Um Veränderungen herbeizuführen, hätten sich Theologinnen schon Anfang des vergangenen Jahrhunderts zum Theologinnenkonvent zusammengeschlossen. „Sie wollten in der Kirche nicht auf Kinderarbeit und Diakonie reduziert werden“, erklärt Paul. Ein liberalere Theologie, die Entstehung vieler neuer Gemeinden und Pfarrstellen habe die Gleichberechtigung jedoch vorangebracht.

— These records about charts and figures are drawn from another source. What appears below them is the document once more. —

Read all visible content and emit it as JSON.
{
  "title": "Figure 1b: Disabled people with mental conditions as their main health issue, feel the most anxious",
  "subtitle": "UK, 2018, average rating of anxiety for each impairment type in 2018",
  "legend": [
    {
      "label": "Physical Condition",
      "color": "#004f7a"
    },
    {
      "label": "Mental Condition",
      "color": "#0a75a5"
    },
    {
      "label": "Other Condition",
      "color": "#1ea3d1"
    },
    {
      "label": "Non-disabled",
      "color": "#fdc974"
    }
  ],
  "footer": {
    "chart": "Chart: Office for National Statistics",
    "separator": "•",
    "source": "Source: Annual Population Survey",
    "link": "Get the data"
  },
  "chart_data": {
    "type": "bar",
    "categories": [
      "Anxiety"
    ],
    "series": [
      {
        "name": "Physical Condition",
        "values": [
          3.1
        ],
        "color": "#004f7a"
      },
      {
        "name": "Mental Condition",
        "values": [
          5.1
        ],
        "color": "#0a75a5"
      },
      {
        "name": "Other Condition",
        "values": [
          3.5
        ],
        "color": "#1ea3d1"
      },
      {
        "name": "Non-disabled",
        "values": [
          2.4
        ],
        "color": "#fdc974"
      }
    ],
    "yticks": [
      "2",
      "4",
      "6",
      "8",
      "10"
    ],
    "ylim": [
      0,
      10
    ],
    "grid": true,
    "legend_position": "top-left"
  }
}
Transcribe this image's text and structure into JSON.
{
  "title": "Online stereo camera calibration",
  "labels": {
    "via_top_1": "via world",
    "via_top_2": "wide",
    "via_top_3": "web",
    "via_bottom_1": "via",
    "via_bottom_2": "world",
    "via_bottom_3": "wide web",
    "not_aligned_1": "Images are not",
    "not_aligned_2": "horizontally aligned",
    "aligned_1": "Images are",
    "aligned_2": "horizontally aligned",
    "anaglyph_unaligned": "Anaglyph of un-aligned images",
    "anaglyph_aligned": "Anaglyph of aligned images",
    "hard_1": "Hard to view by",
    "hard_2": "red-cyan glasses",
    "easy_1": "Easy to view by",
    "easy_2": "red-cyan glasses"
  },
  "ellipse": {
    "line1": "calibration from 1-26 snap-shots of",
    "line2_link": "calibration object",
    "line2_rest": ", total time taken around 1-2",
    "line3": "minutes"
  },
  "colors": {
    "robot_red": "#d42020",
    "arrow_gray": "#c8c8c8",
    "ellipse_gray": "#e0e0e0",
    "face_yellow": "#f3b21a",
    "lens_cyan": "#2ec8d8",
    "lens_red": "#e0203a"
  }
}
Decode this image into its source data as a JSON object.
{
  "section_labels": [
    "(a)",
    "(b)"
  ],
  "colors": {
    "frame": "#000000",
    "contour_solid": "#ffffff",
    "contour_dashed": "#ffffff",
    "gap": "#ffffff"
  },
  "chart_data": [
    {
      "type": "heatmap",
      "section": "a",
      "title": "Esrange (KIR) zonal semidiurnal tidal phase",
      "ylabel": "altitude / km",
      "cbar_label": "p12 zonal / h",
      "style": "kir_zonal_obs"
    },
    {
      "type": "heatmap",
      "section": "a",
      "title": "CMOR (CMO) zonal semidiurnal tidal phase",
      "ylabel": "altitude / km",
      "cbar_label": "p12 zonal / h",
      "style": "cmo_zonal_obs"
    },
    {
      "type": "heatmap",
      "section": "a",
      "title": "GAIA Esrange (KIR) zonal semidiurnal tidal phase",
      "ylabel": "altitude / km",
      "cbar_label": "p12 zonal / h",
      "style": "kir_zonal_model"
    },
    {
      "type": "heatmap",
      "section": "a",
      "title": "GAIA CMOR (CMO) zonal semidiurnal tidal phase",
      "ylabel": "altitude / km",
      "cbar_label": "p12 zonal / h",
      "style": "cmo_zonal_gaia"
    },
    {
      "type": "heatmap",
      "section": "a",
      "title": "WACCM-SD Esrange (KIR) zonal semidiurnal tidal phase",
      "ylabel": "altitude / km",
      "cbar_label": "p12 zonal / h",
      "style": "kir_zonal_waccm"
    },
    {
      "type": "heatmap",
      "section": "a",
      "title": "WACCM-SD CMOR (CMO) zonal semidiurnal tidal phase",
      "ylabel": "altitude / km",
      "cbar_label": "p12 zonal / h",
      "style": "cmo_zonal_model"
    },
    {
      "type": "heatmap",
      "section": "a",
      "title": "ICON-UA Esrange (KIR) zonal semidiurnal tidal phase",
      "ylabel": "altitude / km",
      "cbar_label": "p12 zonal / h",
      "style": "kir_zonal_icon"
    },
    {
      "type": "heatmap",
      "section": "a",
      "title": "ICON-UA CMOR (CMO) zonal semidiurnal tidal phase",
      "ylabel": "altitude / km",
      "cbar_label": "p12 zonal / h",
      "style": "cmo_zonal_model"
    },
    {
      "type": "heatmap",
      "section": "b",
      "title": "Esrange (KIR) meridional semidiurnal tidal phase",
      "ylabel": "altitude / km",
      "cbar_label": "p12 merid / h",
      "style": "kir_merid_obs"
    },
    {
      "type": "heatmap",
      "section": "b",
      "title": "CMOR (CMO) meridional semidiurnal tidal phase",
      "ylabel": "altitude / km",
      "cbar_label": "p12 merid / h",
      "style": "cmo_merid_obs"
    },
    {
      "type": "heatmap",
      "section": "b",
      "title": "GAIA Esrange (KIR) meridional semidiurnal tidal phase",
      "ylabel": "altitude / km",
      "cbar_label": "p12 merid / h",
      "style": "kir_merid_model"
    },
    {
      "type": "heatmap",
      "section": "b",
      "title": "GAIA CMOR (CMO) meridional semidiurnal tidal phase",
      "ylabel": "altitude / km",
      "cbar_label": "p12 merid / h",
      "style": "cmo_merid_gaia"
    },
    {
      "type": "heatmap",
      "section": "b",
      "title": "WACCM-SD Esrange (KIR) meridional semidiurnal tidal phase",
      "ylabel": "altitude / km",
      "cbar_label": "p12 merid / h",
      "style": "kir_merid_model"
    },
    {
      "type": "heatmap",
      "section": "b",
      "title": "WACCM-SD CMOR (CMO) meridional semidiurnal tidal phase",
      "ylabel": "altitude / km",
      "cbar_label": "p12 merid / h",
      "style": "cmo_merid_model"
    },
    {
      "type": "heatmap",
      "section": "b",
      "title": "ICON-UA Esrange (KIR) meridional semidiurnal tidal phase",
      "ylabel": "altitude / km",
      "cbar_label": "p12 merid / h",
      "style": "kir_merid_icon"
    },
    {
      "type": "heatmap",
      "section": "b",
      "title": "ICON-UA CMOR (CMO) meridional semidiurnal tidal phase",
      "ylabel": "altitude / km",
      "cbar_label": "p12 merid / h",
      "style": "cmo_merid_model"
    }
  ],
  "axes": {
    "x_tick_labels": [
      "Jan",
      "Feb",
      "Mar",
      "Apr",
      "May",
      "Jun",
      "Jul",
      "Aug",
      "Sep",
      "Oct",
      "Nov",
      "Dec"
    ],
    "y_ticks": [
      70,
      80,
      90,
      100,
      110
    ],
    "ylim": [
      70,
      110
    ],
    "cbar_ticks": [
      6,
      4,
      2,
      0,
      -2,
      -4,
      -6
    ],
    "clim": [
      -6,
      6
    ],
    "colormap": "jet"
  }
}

Neubeck, die bald nach ihrer Ordination in eine Dorfgemeinde im Kirchenkreis Wolfsburg und später in eine Gemeinde in Hannover wechselte, blickt wegen vieler Schikanen mit gemischten Gefühlen auf ihre berufliche Zeit zurück. Zwar sei sie Gemeindepastorin geworden, wie sie es sich immer gewünscht habe, und habe erfolgreich mit vielen Menschen zusammengearbeitet. Aber mit der Kirche geht sie hart ins Gericht: Denn die Kirche, klagt Neubeck, habe die Berufung der Frauen nicht ernstgenommen, sondern sie bekämpft. „Statt der Botschaft standen die Egos der Männer im Vordergrund. Und die haben nicht verstanden, dass die Kirche viele verschiedene Arbeiter im Weinberg braucht.“

Stichwort Theologinnenkonvent: Der Konvent evangelischer Theologinnen wird im Juni 100 Jahre alt. Elf Theologiestudentinnen hatten den Zusammenschluss einst gegründet, um die Berufsperspektiven von Theologinnen in der Kirche, aber auch ihren gegenseitigen Austausch und ihren Einfluss auf die kirchliche Gesetzgebung zu stärken. Damals durften Frauen noch keine Pastorinnen werden. Erst nach dem Zweiten Weltkrieg wurde die Ordination nach und nach in allen Landeskirchen eingeführt. Als letzte Landeskirche folgte Schaumburg-Lippe 1991. Bis heute finden sich in kirchlichen Leitungsebenen noch immer mehr Männer als Frauen. Die Feier findet vom 22. bis 25. Juni am einstigen Gründungsort in Marburg statt.